Remiro, González, Pulido, Jair, Brezancic (Rulo, min. 70), Luso (Camacho,m in. 71), Melero, Gallart, Moi Gómez, Ferreiro (Sastre, min. 79) y Chimy Ávila.

Goles
1-0. Min. 6: Mata. 2-0. Min. 37: Mata. 2-1. Min. 61: Luso. 2-2. Min. 73: Melero, de penalti. 3-2. Min. 85: Óscar Plano.
Árbitro
Valentín Pizarro (Madrileño). Amonestó a Pulido y Brezancic y mostró roja directa a Chimy Ávila (min. 43) por agresión a Calero y a Borja
Otros datos
José Zorrilla. 11.700 espectadores

Comenzó el encuentro con un Real Valladolid consciente de que el balón tenía que ser suyo para dominar al líder Huesca y en los primeros quince minutos fue un monólogo blanquivioleta. Hasta tal punto que en una de esas acciones en las que el Pucela sacó el balón desde atrás, llegó a la zona izquierda del ataque, Ontiveros cambió el juego hacía Hervías, que sirvió sobre la internada de Antoñito y el lateral, con un autopase se metió dentro del área y dio el pase de la muerte para que Mata llevase el balón a la red. Era el primer aviso y Mata no falló. El gol tampoco despertó al Huesca, que aún estuvo otros diez minutos flotando en Zorrilla, mientras el Pucela, llegaba con mucha facilidad al área oscense. Pero poco a poco, los de Rubi subieron sus líneas y comenzaron a presionar la salida del balón y el partido comenzó a cambiar.

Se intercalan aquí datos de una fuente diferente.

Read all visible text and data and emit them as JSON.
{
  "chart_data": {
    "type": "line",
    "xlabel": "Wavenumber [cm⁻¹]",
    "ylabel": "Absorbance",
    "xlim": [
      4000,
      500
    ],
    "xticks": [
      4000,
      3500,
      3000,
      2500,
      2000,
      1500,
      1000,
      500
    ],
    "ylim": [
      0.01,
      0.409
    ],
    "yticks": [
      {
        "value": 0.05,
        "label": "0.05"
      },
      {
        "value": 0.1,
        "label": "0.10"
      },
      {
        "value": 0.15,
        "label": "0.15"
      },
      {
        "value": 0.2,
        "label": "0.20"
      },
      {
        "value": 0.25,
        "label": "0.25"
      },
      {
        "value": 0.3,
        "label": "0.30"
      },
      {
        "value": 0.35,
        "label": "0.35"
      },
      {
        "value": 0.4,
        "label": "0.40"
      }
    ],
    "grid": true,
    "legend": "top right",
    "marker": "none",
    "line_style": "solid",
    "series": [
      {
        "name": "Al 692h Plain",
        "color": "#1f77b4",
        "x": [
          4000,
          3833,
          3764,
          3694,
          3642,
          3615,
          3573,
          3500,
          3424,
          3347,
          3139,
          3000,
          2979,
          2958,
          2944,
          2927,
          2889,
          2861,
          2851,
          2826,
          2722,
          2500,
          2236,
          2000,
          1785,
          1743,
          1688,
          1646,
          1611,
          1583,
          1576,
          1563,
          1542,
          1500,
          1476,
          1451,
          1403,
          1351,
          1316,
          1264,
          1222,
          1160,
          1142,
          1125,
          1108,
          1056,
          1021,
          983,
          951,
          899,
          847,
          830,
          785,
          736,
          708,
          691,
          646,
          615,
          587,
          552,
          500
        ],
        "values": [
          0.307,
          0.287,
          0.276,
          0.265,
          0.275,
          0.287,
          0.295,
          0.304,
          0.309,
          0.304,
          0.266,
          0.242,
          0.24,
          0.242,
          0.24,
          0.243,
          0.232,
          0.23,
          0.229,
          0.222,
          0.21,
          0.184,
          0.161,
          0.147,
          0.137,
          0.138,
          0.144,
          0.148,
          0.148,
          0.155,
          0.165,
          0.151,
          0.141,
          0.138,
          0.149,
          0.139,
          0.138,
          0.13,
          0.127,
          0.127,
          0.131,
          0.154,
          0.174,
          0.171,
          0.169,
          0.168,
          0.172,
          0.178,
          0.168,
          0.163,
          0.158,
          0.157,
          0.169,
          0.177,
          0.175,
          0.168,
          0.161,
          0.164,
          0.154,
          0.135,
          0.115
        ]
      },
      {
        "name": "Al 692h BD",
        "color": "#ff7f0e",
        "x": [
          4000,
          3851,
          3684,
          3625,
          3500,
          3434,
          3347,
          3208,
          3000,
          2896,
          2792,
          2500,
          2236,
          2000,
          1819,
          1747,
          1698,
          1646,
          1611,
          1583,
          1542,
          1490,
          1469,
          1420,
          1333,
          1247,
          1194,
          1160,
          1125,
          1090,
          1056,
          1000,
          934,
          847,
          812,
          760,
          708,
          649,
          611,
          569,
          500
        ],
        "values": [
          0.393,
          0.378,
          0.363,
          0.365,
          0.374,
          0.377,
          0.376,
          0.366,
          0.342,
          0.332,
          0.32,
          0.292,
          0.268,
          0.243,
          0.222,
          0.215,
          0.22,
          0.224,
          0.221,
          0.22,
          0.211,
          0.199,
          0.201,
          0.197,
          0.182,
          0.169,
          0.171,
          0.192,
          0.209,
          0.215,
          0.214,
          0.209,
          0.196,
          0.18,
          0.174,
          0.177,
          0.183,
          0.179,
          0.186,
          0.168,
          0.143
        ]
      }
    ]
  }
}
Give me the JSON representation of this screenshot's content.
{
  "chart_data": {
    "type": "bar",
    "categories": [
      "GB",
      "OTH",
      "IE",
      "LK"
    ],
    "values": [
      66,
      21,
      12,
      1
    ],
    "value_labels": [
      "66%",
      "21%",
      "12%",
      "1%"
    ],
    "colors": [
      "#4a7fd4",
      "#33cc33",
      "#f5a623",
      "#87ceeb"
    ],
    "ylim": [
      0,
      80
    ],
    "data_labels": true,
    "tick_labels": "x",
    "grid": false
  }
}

La ausencia de Luismi a la hora de querer sacar el balón, ya que el centrocampista parecía no querer saber nada del esférico cuando los centrales y Borja intentaban jugar desde atrás, provocó que el Pucela se dedicase a dar esos pases largos que no sirven nada más que para el rival inicie su ataque. Y ahí el Huesca comenzo a crecerse y a llegar al área de Masip. Un disparo de Alexander dio el primer aviso, pero también Gallart o Melero probaron suerte sin hallar las redes blanquivioletas. El Huesca se crecía por momentos y el Pucela se limitaba a intentar sujetar a su rival. Melero campaba a sus anchas y se hacía dominador del partido.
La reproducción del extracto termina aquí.